Sinyalemen tersebut seakan menguatkan asumsi, bahwa akutnya jiwa manusia
modern. Otonomi manusia diagung-agungkan, mengganti Tuhan dengan idealisasi
manusia sampai batas tak terhingga. Meminjam istilah Irish Murdoch, otonomi
diri manusia. Parahnya lagi, akibat pemujaan berlebihan terhadap ilmu
pengetahuan, Tuhan tak ubahnya hanya hipotesis. Meskipun demikian, fitrah akan
kehadiran Tuhan dalam manusia tidak dapat dihilangkan. Sebagaimana Ivan
Karamazov berkata : “Manusia membutuhkan sesuatu yang berada di luar dirinya.

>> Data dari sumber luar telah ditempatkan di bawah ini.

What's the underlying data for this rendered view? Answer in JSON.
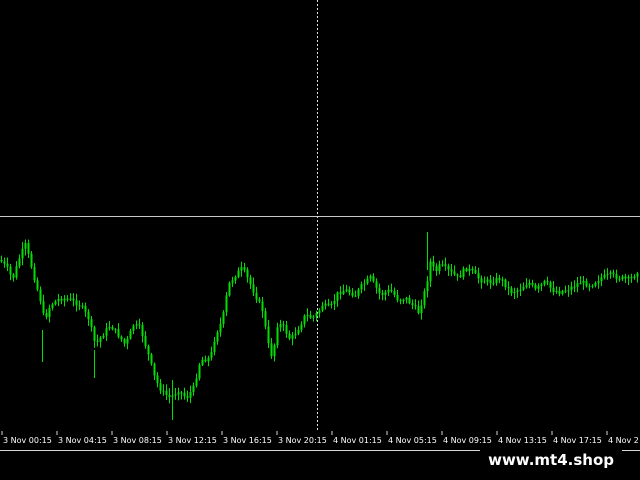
{
  "colors": {
    "background": "#000000",
    "candle": "#00e000",
    "grid": "#c8c8c8",
    "crosshair": "#e0e0e0",
    "text": "#ffffff"
  },
  "watermark": "www.mt4.shop",
  "chart_data": {
    "type": "line",
    "title": "",
    "xlabel": "",
    "ylabel": "",
    "x": [
      "3 Nov 00:15",
      "3 Nov 04:15",
      "3 Nov 08:15",
      "3 Nov 12:15",
      "3 Nov 16:15",
      "3 Nov 20:15",
      "4 Nov 01:15",
      "4 Nov 05:15",
      "4 Nov 09:15",
      "4 Nov 13:15",
      "4 Nov 17:15",
      "4 Nov 2"
    ],
    "series": [
      {
        "values": [
          265,
          300,
          340,
          395,
          270,
          320,
          290,
          275,
          275,
          290,
          285,
          270
        ]
      }
    ],
    "grid": false,
    "legend": "none"
  }
}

Tanpa itu, manusia tidak berbudaya. Adalah mustahil bagi manusia otonom dan
terisolasi dari hal-hal di luar dirinya.”
Pemahaman
manusia sebagai “aku” pada zaman modern, yang terlalu menekankan otonomi dan
kebebasan, membuat “aku” dipahami sebagai supersubjek (Ivan, Kardinal, dan
Raskolnikov). Kemudian, meng-objek-kan subjek-subjek yang lain. Sampai disini,
superioritas atas yang lain membuat manusia modern, berlomba-lomba menciptakan
ruang-ruang kuasa atas dirinya sendiri. Sejauh ini, manusia modern menganggap
kekuasaan materi merupakan tolak ukur supremasi kesuksesan. Tetapi sebaliknya,
justru mereka terjebak dalam lubang kegelapan yang menjadikan hidup hampa tiada
arti. Kehampaan ini disebabkan penolakan terhadap hakikat manusia,
menyingkirkan kebutuhan spiritual secara gradual (sayyed Hossen Nasr). Dan
karena manusia adalah makhluk sosial, tidak akan menemukan kepuasan kecuali
bersahabat dengan The Great Socius
(Tuhan yang Agung) , begitu kata William James.
Kegelisahan
akan makna spiritualitas, mendorong manusia untuk kembali kepada Agama.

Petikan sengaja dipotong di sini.